All sources on the internet say Shaq has a hand length of 11-12 inches. So I will go with 11.5. Therefore, his tip to tip would be roughly 13.98, so basically 14 inches. So 5.6 cubes. My estimate was way off(probably because I was 11 when I met him), but my hand size is definitely right. I'm 6 foot 8.5 inches, so I am bounud to have pretty big hands. Plus. it's only half a cube bigger than Lucas.


----------



## Lance Taylor (Jul 3, 2009)

I thought my hands were pretty big, but they span 1/2 a cubie less than lucas' hands do.

Oscar Peterson has big hands. It pisses me off.

But yea, I think big hands are better than small for cubing.. could be wrong though. I know Weston, that your hands are probably much larger than mine. And you know what they say about guys with big hands... 

they wear big gloves!

Yeah, yea I know. cpt.Justice beat me to it. Couldn't resist though.


----------



## anythingtwisty (Jul 4, 2009)

My hand spans 4 and 1/3 cubes, but I'm only 5 foot 8 right now.


----------



## Dene (Jul 4, 2009)

I get three cubes and two cubies. I have small hands, and fat fingers. Not quite optimal for cubing :/


----------



## TMOY (Jul 4, 2009)

mark3 said:


> fanwuq said:
> 
> 
> > 1cube=2.5 inches
> ...


----------



## fanwuq (Jul 4, 2009)

TMOY said:


> mark3 said:
> 
> 
> > 1cube=2.5 inches
> ...



Wrong quote.  I said 1 cube = 5.6 cm

Mark, 
14/2.25 = 6.22.

I still doubt that Shaq's hand is 11.5 in.
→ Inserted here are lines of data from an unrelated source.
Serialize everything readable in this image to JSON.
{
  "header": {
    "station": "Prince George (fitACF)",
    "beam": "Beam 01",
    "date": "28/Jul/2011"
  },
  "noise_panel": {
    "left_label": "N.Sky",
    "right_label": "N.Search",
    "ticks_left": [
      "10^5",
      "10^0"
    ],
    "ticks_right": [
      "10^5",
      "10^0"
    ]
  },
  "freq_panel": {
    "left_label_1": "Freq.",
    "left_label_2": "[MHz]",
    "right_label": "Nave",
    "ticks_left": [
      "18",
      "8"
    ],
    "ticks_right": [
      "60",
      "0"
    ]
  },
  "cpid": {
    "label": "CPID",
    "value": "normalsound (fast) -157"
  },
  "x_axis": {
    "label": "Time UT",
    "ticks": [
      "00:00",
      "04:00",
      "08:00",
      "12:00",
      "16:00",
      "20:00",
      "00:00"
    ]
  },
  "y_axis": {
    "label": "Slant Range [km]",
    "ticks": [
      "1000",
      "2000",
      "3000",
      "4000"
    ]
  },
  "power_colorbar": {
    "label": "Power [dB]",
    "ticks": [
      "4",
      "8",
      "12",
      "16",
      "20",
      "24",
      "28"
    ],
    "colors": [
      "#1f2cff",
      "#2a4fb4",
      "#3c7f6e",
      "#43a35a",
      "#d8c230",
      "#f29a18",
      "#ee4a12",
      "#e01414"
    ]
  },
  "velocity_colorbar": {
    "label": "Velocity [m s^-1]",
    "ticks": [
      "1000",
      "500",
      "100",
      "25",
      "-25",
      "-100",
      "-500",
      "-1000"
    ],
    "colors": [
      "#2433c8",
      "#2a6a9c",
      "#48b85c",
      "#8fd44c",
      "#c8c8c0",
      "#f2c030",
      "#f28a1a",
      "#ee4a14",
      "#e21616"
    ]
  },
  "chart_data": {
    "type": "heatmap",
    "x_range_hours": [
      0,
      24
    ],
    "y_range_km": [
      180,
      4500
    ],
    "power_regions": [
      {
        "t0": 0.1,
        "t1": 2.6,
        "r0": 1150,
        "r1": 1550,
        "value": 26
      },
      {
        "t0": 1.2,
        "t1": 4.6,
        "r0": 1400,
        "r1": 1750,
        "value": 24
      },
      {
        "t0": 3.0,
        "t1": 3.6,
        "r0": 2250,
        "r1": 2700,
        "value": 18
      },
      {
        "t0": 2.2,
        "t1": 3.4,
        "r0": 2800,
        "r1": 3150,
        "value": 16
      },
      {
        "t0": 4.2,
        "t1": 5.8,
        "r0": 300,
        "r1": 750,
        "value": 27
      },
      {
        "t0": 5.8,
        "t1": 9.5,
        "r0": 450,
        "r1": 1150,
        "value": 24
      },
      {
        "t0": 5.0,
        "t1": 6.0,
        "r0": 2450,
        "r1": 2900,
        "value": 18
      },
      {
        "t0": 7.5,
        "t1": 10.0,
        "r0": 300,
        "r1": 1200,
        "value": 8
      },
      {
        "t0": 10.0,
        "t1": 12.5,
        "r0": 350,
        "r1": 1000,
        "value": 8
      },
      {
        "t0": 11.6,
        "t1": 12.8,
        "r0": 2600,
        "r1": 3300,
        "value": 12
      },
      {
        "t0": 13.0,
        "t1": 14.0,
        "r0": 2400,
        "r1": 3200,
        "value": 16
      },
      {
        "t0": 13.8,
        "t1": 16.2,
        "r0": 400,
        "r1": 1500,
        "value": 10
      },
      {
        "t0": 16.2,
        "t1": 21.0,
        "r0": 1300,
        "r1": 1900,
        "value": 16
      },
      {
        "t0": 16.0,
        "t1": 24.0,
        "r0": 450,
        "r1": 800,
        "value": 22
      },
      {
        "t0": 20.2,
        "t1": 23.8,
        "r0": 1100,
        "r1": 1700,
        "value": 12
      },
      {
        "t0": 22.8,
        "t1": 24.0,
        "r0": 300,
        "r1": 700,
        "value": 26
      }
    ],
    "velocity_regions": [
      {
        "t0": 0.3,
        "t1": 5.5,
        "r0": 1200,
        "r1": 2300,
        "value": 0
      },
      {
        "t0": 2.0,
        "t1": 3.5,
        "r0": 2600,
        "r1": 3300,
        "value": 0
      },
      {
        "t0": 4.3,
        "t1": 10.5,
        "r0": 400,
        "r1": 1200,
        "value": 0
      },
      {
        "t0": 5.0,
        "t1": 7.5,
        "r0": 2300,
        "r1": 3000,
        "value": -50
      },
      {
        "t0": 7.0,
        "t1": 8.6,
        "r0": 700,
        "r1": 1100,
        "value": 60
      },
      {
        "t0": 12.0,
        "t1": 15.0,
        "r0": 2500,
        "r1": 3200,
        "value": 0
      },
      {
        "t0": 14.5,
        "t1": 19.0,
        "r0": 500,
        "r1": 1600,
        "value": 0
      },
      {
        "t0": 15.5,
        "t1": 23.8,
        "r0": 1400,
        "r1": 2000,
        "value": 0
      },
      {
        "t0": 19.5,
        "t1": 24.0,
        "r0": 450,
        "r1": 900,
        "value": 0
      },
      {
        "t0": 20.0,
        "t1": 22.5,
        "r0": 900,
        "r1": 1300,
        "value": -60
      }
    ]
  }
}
The WR was 26.9cm, which is around 10.6 in.
Since your proportion is 1.29, while mine is 1.14, I will calculate again using your ratio. 26.9*1.29= 34.7cm. 34.7/5.6= 6.197 cubes. I think Shaq would be slightly smaller than that, so probably around 6 cubes. You also messed up your calculation. 11.5*1.29=14.835, or 6.6 cubes. Your ratio is really crazy!
Now I'm interested in everyone else's ratio of tip of thumb to tip of pinky compared to tip of middle to bottom of palm.


----------



## JLarsen (Jul 4, 2009)

I got 3 and some change. I'm not surprised though I'm small. 5" 5'. I'm 17 by the way hahahahahaha.


----------



## cookingfat (Jul 4, 2009)

I thought I had big hands, they are 4 cubes from thumb to pinky. Lucas you really have big hands, lol. I can't stretch mine in a straight line like that though, it's more like a V shape.


----------



## rahulkadukar (Jul 4, 2009)

Mine cover three cubes a two 3x3x3 and a 4x4x4 ES. That is small.

Lucas nice pic and man you do have large hands


----------



## lotsofsocks (Jul 8, 2009)

I can oly cover two cubes...but im only 13 yrs. old...


----------



## JTW2007 (Jul 8, 2009)

I get 3 and a half.


----------



## rahulkadukar (Jul 8, 2009)

JTW2007 said:


> I get 3 and a half.



Same here 

How old are you? I am 22


----------



## rachmaninovian (Jul 8, 2009)

TMOY said:


> nitrocan said:
> 
> 
> > Rachmaninoff's hands were pretty big.
> ...



damn me has small hands at 6.5 inches span from thumb to pinky...i can only comfortably play 9ths but i can force a 10...
damn rachmaninoff...

anyone knows how big qqwref's hands are?


----------